That is why fun is not a luxury. Transportation is not just logistics. A youth club is not just a building. Informal education is not just an afternoon activity. These are part of what allows teenagers to keep developing, even in a disrupted reality.


There was also something powerful about the composition of the room. There were boys with kippot and tzitzit, girls in tank tops, Arab Israeli teenagers, teenagers from different communities, backgrounds, and ways of life. And again and again, they were saying versions of the same things.


They want adults to understand that their lives are not normal right now. They would like stability where stability is possible. They want explanations when decisions change. They want school to take into account the reality outside the classroom. They wanted age-appropriate spaces to meet. They want adults to coordinate but they want to be asked what they need before solutions are designed.


That commonality matters. The North is not one story, and these teenagers do not all come from the same place or identity. But the experience of disruption, loneliness, uncertainty, and the need to be taken seriously crossed those lines.
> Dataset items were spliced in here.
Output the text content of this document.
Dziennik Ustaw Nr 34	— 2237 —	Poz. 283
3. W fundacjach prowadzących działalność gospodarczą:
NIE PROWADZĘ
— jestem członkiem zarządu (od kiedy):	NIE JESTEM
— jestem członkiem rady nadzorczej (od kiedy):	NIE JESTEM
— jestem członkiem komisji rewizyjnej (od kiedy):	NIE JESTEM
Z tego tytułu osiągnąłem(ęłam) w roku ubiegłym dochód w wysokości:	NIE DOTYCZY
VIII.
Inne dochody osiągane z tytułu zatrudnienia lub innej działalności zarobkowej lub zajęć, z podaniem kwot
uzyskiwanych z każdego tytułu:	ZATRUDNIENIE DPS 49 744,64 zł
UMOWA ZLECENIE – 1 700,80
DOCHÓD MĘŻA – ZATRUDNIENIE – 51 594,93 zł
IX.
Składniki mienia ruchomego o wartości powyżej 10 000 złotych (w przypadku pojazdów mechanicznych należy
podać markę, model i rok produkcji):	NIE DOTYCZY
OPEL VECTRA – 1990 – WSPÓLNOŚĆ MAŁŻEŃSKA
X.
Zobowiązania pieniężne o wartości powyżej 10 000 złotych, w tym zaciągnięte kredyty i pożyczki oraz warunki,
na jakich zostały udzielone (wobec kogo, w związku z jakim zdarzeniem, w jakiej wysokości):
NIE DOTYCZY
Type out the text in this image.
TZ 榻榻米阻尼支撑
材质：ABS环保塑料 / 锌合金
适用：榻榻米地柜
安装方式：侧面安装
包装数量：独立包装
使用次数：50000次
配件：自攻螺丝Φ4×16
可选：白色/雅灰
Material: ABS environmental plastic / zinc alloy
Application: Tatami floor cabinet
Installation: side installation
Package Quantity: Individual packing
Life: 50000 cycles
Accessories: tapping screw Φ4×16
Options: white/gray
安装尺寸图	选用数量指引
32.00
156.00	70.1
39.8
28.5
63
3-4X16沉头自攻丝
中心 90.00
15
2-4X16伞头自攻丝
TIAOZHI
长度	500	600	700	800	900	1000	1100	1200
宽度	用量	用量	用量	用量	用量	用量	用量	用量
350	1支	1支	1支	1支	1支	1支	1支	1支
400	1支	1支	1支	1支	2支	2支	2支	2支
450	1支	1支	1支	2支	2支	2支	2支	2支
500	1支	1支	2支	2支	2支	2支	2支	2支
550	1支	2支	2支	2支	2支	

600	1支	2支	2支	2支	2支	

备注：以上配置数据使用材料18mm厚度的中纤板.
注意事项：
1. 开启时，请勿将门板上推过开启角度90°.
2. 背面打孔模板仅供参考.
The maturity in the room was striking, but it was also painful. I found myself admiring them and, at the same time, feeling sad that they have had to become so articulate about instability. There was a kind of forced maturity in the way they spoke. They understand systems now. They understand gaps. They understand that adults have budgets, constraints, authorities, and responsibilities. They know that not everything they ask for will happen.


But they also know when they are being consulted without being heard.

One teenager said that if they could see that their input actually affected their life and routine, they would want to participate. That is an important standard. Youth participation cannot be a checkbox. It cannot be a conference, a WhatsApp group, a survey, and then silence. It has to include a feedback loop: we heard you, this is what we understood, this is what we are changing, this is what we cannot change yet, and this is why.


I left with three takeaways.


First, we need to stop mistaking teenage coping for indifference. Teenagers can laugh, scroll, joke, dress normally, and still be carrying something very heavy.


Second, we need to design around their real lives, not around adult assumptions. 


Third, we need much better coordination among adults. Many of the gaps they described are not unsolvable. They are the result of systems working in parallel rather than together. Schools, informal education providers, local authorities, youth movements, transportation planners, mental health professionals, community leaders, philanthropists, and government bodies all see one piece of the picture. The teenagers are the ones living the whole picture.


They are not asking us to save them. They are asking us to listen with more humility, coordinate with more discipline, and take the details of their daily lives seriously.


They are not only the future of this country. They are also the present. They are living this now.